Flashback can be a very effective device in providing back stories for our characters but it needs to be used with caution. I remember speaking to the course leader of a Creative Writing qualification I was considering taking, and being told he had banned flashback use by his students. I was appalled, and subsequently ended up applying elsewhere (there were other reasons too). But in retrospect he did have a point. Flashback, used badly, can be clumsy and annoying and perhaps should only be employed by skilled writers.

 Agents say one of the most frequent story beginnings they receive is a scene where the protagonist wakes up, groggy and confused the day after a party, then realises, through flashback, that s/he had had too much to drink the night before and behaved badly. Maybe writers think this is original, but apparently it’s not, so what is wrong with it?

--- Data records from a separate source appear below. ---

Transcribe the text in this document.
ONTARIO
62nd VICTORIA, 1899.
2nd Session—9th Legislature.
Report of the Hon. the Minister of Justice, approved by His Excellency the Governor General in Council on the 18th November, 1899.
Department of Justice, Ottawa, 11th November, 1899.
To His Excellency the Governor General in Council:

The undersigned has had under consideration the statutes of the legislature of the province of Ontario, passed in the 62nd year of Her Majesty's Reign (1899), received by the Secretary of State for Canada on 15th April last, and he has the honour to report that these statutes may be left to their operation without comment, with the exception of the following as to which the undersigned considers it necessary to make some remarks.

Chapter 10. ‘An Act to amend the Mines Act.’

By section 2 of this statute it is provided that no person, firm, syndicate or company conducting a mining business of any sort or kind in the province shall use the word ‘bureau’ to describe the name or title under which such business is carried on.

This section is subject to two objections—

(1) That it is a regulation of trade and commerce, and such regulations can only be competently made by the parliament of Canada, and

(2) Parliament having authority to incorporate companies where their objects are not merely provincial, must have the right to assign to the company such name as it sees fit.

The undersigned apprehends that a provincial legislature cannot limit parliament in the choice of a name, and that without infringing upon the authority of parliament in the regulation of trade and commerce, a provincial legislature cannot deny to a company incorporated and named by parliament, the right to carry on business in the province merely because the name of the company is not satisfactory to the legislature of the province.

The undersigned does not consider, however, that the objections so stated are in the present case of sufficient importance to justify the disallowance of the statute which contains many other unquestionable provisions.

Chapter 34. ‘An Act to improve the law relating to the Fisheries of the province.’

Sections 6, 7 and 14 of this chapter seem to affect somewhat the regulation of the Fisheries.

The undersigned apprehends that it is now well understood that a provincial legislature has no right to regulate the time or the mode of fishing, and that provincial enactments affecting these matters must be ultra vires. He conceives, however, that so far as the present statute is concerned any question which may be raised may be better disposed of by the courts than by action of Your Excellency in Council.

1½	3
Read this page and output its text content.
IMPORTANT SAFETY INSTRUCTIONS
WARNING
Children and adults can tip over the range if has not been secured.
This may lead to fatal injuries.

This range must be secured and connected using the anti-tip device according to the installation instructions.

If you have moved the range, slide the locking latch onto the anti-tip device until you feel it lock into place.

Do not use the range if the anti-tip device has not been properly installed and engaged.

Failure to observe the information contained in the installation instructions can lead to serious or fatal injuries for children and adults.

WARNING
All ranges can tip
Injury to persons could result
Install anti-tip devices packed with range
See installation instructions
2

Well, the first thing is flashback stops the narrative from progressing – in fact it takes us backwards. Early on in a story we want to keep the story moving forward in order to give it a momentum that hooks the reader. So why not start with the party, then have the character waking up the next morning – so events are in chronological order? Another reason is, having only just met this character, we don’t know them very well so we are not yet interested in their past. Going backwards so early on can lose a reader.

But there is a place for flashback, and, if used carefully, it can work well. I am currently writing a story about two sisters. We sense their relationship is fragile, and, by interspersing stories from their childhood, I am trying to convey to the reader how that relationship broke down over time. But I have only done that after the reader is well into the story and, hopefully, immersed in it.

So how do you introduce flashback? Well, first of all it should be clear that we are moving back in time. This can be signalled by a date, a change of font or just making it clear that the character is remembering an event from the past. Sometimes an object works well. As our protagonist is chopping vegetables in the kitchen one day, a ray of sunlight catches the blade of the knife and instantly she is transported to another kitchen scene, many years ago, when the sun glinting on a knife heralded the terrible event she witnessed as a child. Or similar… you get the idea. Flashback should be subtle but not confusing.

Another piece of advice is to limit the use of the pluperfect. (‘She had gone…’) We need to use it at the beginning of the scene in order to establish we are going into a more remote time scale, but if we use it too much it becomes irritating for the reader. So after two or three usages to orientate the reader, it can be dropped and replaced by the perfect (‘she went’). Here is an example.

Yesterday she had gone to the bank to try to draw out some money. The clerk had typed something at the computer, then scratched his head.

            ‘I’m afraid your account is empty Miss Smith,’ he said. ‘Do you remember taking the money out?’

Emma was appalled. ‘No, the money was definitely there when I checked yesterday,’ she replied.

 As you can see, the verbs, highlighted in bold, go from the pluperfect to the perfect. Once the reader understands where we are in time they no longer need the signals so we can drop the ‘had’ which can become irritating and distancing after a while.

My best advice is to read books which use the flashback well, for example ‘The Book Thief’ by Marcus Zusak or ‘Fingersmith’ by Sarah Waters in order to examine in more detail how the device works.